Ах, если бы я был начеку против человека, как мог бы человек быть якорем для моего шара! Слишком легко меня потянуло бы вверх и прочь!

Это провидение над моей судьбой, что я должен быть без предусмотрительности.

И тот, кто не хочет томиться среди людей, должен научиться пить из всех стаканов; и тот, кто хочет оставаться чистым среди людей, должен уметь мыться даже грязной водой.

И так я часто говорил себе для утешения: «Мужайся! Выше голову! старое сердце! Несчастье не случилось с тобой: наслаждайся этим как своим — счастьем!»

Это, однако, моя другая мужественная осмотрительность: я более снисходителен к ТЩЕСЛАВНЫМ, чем к гордым.

Разве уязвленное тщеславие не мать всех трагедий? Там же, где уязвлена гордость, вырастает нечто лучшее, чем гордость.

Чтобы жизнь была прекрасна для созерцания, её игра должна быть хорошо сыграна; для этой цели, однако, нужны хорошие актеры.

Хорошими актерами я нашел всех тщеславных: они играют и хотят, чтобы люди любили смотреть на них — весь их дух в этом желании.

Они представляют себя, они изобретают себя; в их соседстве я люблю смотреть на жизнь — это лечит от меланхолии.

Поэтому я снисходителен к тщеславным, потому что они — врачи моей меланхолии и удерживают меня привязанным к человеку, как к драме.

И далее, кто постигнет всю глубину скромности тщеславного человека! Я благосклонен к нему и сочувствую из-за его скромности.

От вас хотел бы он научиться своей вере в себя; он питается вашими взглядами, он ест похвалу из ваших рук.

Вашу ложь он верит даже тогда, когда вы лжете в его пользу: ибо в глубине его сердца вздыхает: «Что я такое?»

И если истинная добродетель та, что не осознает себя, — что ж, тщеславный человек не осознает своей скромности!—

Это, однако, моя третья мужественная осмотрительность: я не теряю расположения к ЗЛЫМ из-за вашей робости.

Я счастлив видеть чудеса, которые высиживает теплое солнце: тигров, пальмы и гремучих змей.

Также среди людей есть прекрасный выводок теплого солнца, и много чудесного в злых.
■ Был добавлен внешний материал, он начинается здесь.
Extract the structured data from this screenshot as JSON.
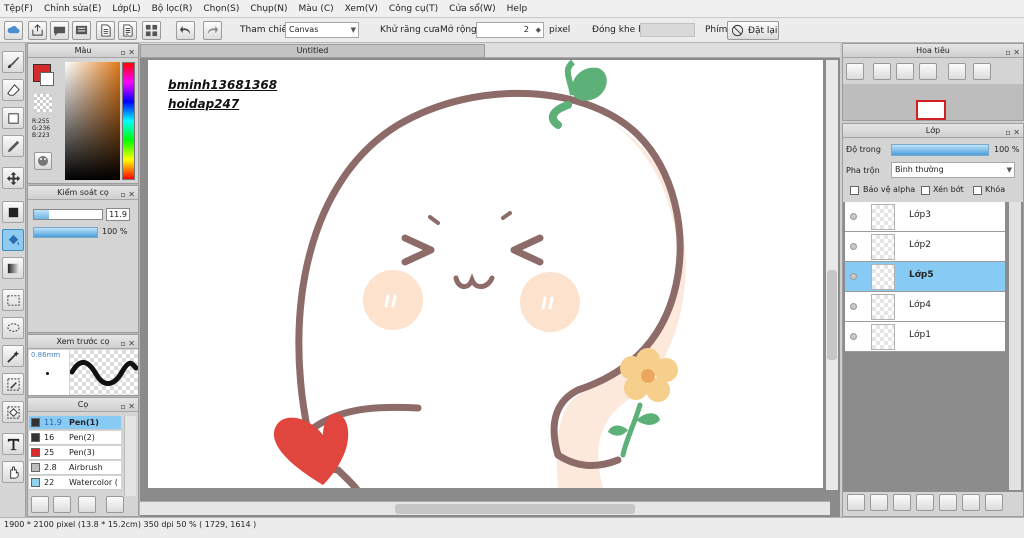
{
  "menu": [
    "Tệp(F)",
    "Chỉnh sửa(E)",
    "Lớp(L)",
    "Bộ lọc(R)",
    "Chọn(S)",
    "Chụp(N)",
    "Màu (C)",
    "Xem(V)",
    "Công cụ(T)",
    "Cửa sổ(W)",
    "Help"
  ],
  "toolbar": {
    "reference_label": "Tham chiếu",
    "reference_value": "Canvas",
    "antialias_label": "Khử răng cưa",
    "expand_label": "Mở rộng",
    "expand_value": "2",
    "expand_unit": "pixel",
    "gap_label": "Đóng khe hở",
    "key_label": "Phím",
    "reset_label": "Đặt lại"
  },
  "color_panel": {
    "title": "Màu",
    "r": "R:255",
    "g": "G:236",
    "b": "B:223",
    "primary_color": "#d62b2b"
  },
  "brush_control": {
    "title": "Kiểm soát cọ",
    "size": "11.9",
    "opacity": "100 %"
  },
  "brush_preview": {
    "title": "Xem trước cọ",
    "size": "0.86mm"
  },
  "brushes": {
    "title": "Cọ",
    "items": [
      {
        "size": "11.9",
        "name": "Pen(1)",
        "color": "#333333"
      },
      {
        "size": "16",
        "name": "Pen(2)",
        "color": "#333333"
      },
      {
        "size": "25",
        "name": "Pen(3)",
        "color": "#d82a2a"
      },
      {
        "size": "2.8",
        "name": "Airbrush",
        "color": "#bdbdbd"
      },
      {
        "size": "22",
        "name": "Watercolor (",
        "color": "#8fd4ef"
      }
    ]
  },
  "document": {
    "tab_title": "Untitled",
    "watermark_line1": "bminh13681368",
    "watermark_line2": "hoidap247"
  },
  "navigator": {
    "title": "Hoa tiêu"
  },
  "layers": {
    "title": "Lớp",
    "opacity_label": "Độ trong",
    "opacity_value": "100 %",
    "blend_label": "Pha trộn",
    "blend_value": "Bình thường",
    "protect_alpha_label": "Bảo vệ alpha",
    "clip_label": "Xén bớt",
    "lock_label": "Khóa",
    "items": [
      "Lớp3",
      "Lớp2",
      "Lớp5",
      "Lớp4",
      "Lớp1"
    ],
    "selected": "Lớp5"
  },
  "status": {
    "text": "1900 * 2100 pixel  (13.8 * 15.2cm)  350 dpi  50 %  ( 1729, 1614 )"
  }
}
По правде говоря, как ваши мудрейшие не казались мне такими уж мудрыми, так нашел я и человеческую злобу ниже её славы.

И часто я спрашивал, качая головой: зачем еще греметь, вы, гремучие змеи?

Воистину, есть еще будущее даже для зла! И самый теплый юг еще не открыт человеком.

Как много вещей сейчас называют величайшим злом, которые всего двенадцать футов в ширину и три месяца в длину! Когда-нибудь, однако, в мир придут драконы побольше.

Чтобы Сверхчеловеку не не хватало его дракона, супердракона, который достоин его, должно еще много теплого солнца светить на влажные девственные леса!

Из ваших диких кошек должны были развиться тигры, а из ваших жаб-ядовитых — крокодилы: ибо у хорошего охотника должна быть хорошая охота!

И воистину, вы, добрые и справедливые! В вас есть над чем посмеяться, и особенно над вашим страхом перед тем, что до сих пор называли «дьяволом»!

Настолько чужды вы в своих душах тому, что велико, что для вас Сверхчеловек был бы УЖАСЕН в своей доброте!

А вы, мудрые и знающие, вы бежали бы от солнечного сияния той мудрости, в которой Сверхчеловек радостно купает свою наготу!

Вы, высшие люди, которые попались мне на глаза! это мое сомнение в вас и мой тайный смех: я подозреваю, вы назвали бы моего Сверхчеловека — дьяволом!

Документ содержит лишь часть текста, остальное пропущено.